Amphetamine (and related stimulants)

• Mechanism: Indirectly promotes release of norepinephrine and dopamine.
• Clinical uses: Narcolepsy, ADHD (e.g., methylphenidate), short-term obesity treatment (selected cases).

MAO inhibitors and the 'Cheese reaction'

• Mechanism: MAO inhibitors prevent breakdown of dietary tyramine; tyramine causes massive NE release leading to hypertensive crisis.
• Clinical relevance: Avoid tyramine‑rich foods (aged cheese, cured meats) while on MAO inhibitors.

Phenylephrine

• Selectivity: α1 agonist.
• Uses: Nasal decongestant (topical or systemic), mydriatic agent, and vasopressor.
• Side effect: Rebound nasal congestion (rhinitis medicamentosa) with overuse of topical formulations.

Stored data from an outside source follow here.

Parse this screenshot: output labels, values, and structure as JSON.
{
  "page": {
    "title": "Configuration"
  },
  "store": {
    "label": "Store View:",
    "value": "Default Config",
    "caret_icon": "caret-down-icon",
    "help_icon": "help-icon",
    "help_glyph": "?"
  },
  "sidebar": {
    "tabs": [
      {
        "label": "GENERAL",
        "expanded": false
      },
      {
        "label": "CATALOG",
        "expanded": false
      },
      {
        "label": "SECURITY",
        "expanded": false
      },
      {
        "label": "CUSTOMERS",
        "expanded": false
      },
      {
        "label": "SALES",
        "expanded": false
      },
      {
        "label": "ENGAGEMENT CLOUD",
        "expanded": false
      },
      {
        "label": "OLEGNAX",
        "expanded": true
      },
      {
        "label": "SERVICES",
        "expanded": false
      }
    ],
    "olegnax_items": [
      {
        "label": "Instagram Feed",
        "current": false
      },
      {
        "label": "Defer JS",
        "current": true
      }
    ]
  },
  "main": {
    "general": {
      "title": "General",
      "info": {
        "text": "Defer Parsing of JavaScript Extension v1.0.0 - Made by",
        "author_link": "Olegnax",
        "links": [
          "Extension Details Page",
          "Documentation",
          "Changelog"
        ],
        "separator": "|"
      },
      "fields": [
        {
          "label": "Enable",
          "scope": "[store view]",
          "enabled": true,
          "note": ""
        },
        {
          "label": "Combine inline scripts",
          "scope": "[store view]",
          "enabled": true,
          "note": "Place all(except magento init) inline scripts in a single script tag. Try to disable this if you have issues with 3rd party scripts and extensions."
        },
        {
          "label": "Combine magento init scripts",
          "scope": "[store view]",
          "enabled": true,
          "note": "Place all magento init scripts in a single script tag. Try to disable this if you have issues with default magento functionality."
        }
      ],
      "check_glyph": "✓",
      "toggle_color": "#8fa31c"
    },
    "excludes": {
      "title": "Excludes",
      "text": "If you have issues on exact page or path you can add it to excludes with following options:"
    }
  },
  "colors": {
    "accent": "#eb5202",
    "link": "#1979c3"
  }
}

β2-selective drugs (examples)

• Ritodrine: Tocolysis (to relax uterus).
• Isoxsuprine: Peripheral vasodilator (used in peripheral vascular disease).
• Salbutamol (albuterol): Bronchodilation for asthma/COPD.

Mirabegron

• Selectivity/use: β3 agonist used in overactive bladder to relax detrusor muscle and reduce urgency/frequency.

Comparisons at a glance

Clinical tips & safety reminders

• For anaphylaxis, always choose adrenaline intramuscularly as first-line therapy.
• Avoid injecting adrenaline into end-artery structures to prevent ischemia.
• Expect tachyphylaxis with indirect sympathomimetics; do not rely on them when stores are depleted.
• Be cautious of hypertensive crises with MAO inhibitors and tyramine-containing foods.
• Use dopamine dose ranges to target renal perfusion vs. cardiac output vs. vasoconstriction.

High-yield summary (one-line takeaways)

• α1: vasoconstriction and smooth-muscle contraction; α2: presynaptic inhibition of NE; β1: cardiac stimulation; β2: smooth-muscle relaxation and metabolic effects; direct vs indirect drugs differ by receptor binding vs release of endogenous catecholamines.